The areas of highest concern include areas hosting large numbers of internally displaced people (IDP); areas with large conflict-affected populations in parts of Darfur, Kordofan, and Blue Nile states; and areas of marginal agricultural production in the Red Sea, North Darfur, North Kordofan, and northern Kassala states. Emergency (IPC Phase 4) outcomes are expected in Abyei Administrative Area, where renewed conflict has resulted in recent displacement, a considerable loss of household food and income sources, and challenges to humanitarian access.
Cereal production this year is estimated to be 45 percent higher than last year and about 13 percent above the five-year average, according to the FAO Crop and Food Supply Assessment Mission. The increase is due to favorable weather conditions that contributed to improved yields, as well as a significant shift in production from cash crops – which incur higher production costs – to less resource-intensive cereal crops. Cash crop production, on the other hand, is estimated to be lower than last year and the five-year average due to the significant decrease in area planted. Cash crop production has been negatively affected by marketing and export difficulties since last year; atypically low prices that offer insufficient profits to invest in the high cost of production; the shortage and high cost of agricultural inputs; and limited access to agricultural financing this year. Overall, the significantly higher-than-normal costs of production have undercut household income from crop sales and eroded the benefits of the above-average harvest for many households.
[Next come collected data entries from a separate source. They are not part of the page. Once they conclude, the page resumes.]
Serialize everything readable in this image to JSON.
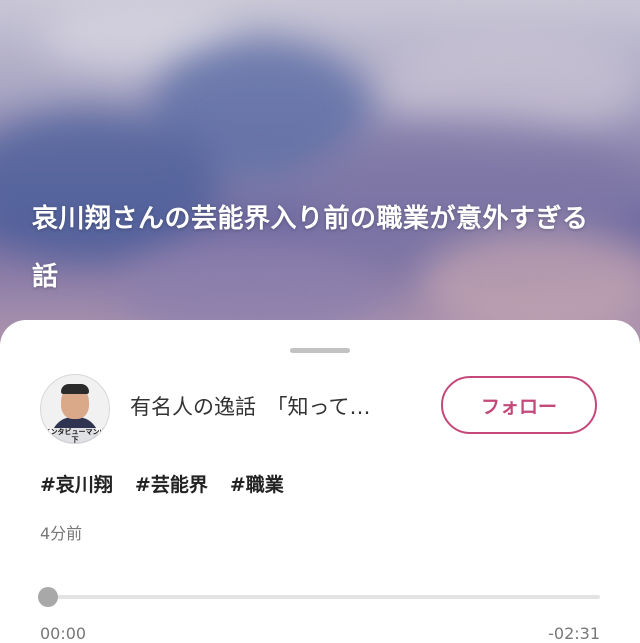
{
  "hero": {
    "title": "哀川翔さんの芸能界入り前の職業が意外すぎる話"
  },
  "channel": {
    "name": "有名人の逸話　「知って…",
    "avatar_caption": "インタビューマン山下",
    "follow_label": "フォロー"
  },
  "tags": [
    "#哀川翔",
    "#芸能界",
    "#職業"
  ],
  "posted": "4分前",
  "player": {
    "elapsed": "00:00",
    "remaining": "-02:31",
    "progress": 0
  },
  "colors": {
    "accent": "#c4487a",
    "secondary_text": "#777777"
  }
}
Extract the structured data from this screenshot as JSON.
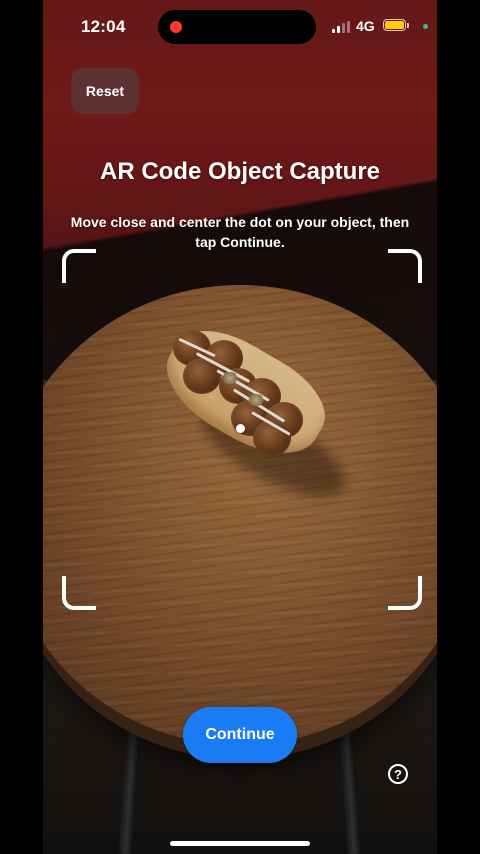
{
  "status_bar": {
    "time": "12:04",
    "network": "4G",
    "battery_level": 0.9,
    "battery_color": "#ffcc00",
    "recording_indicator_color": "#ff3b30",
    "privacy_indicator_color": "#34c759"
  },
  "header": {
    "reset_label": "Reset",
    "title": "AR Code Object Capture",
    "instructions": "Move close and center the dot on your object, then tap Continue."
  },
  "footer": {
    "continue_label": "Continue",
    "help_label": "?"
  },
  "colors": {
    "accent": "#1a7cf5"
  },
  "icons": {
    "help": "question-circle-icon",
    "signal": "cellular-signal-icon",
    "battery": "battery-icon"
  }
}
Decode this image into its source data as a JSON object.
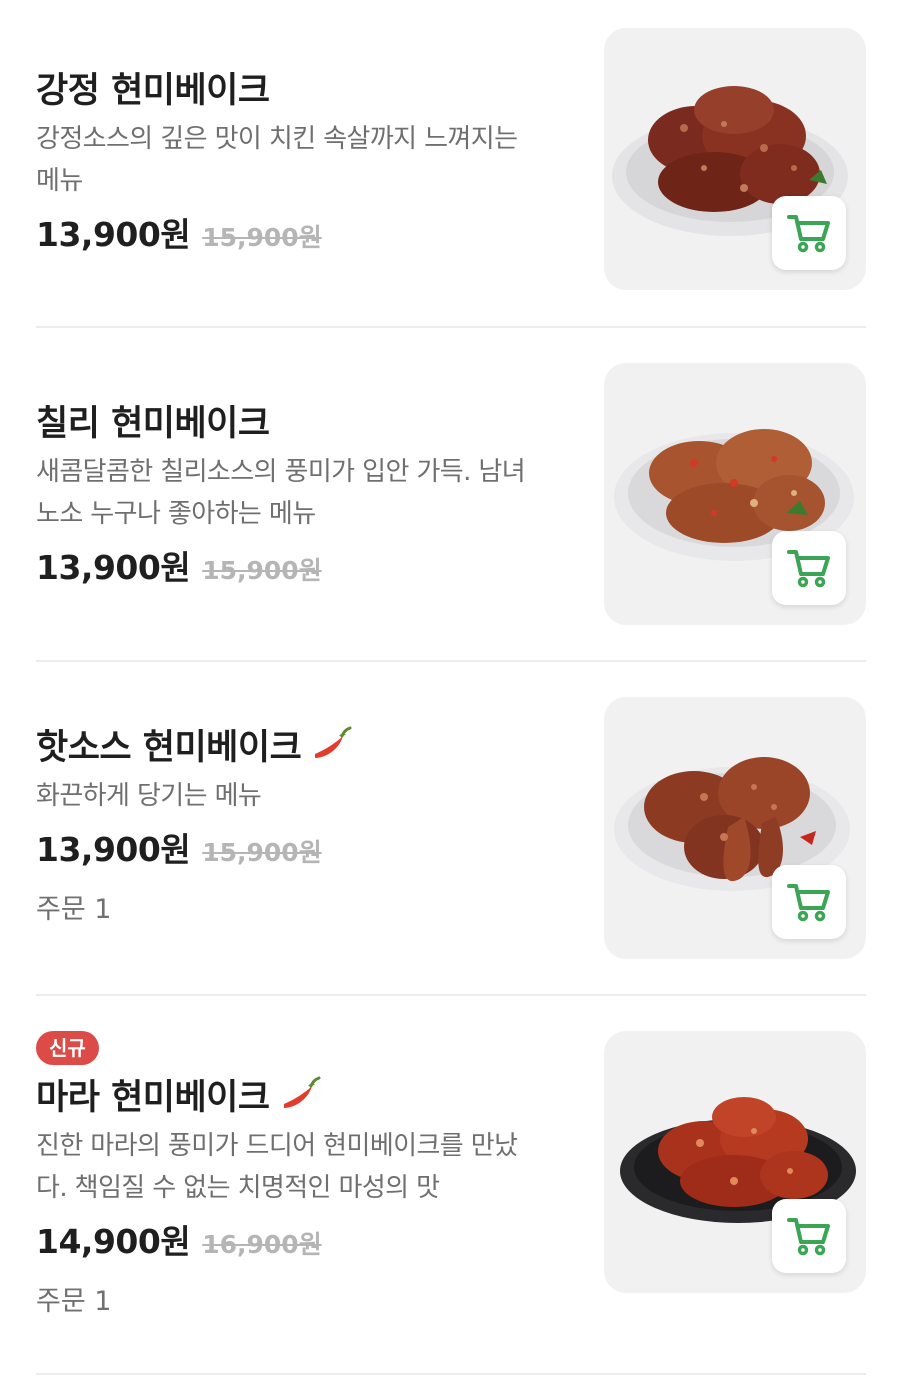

During the ongoing post-harvest season, staple food prices showed mixed trends across most markets in Sudan. In February, some consumer markets showed earlier-than-usual price increases, while other consumer markets registered general stability in prices; meanwhile, some production markets have shown a decline in prices since September 2022. Rising food prices during the post-harvest period are related to the persistent weak value of the Sudanese Pound (SDG) and the high costs of production and transportation, leading many larger farmers to withhold some of their stocks until later in the season when prices will be even higher. Overall, staple food prices remain, on average, around 95 percent higher than last year’s prices and over four times higher than the five-year average. At the same time, household income is stagnating, contributing to low purchasing power.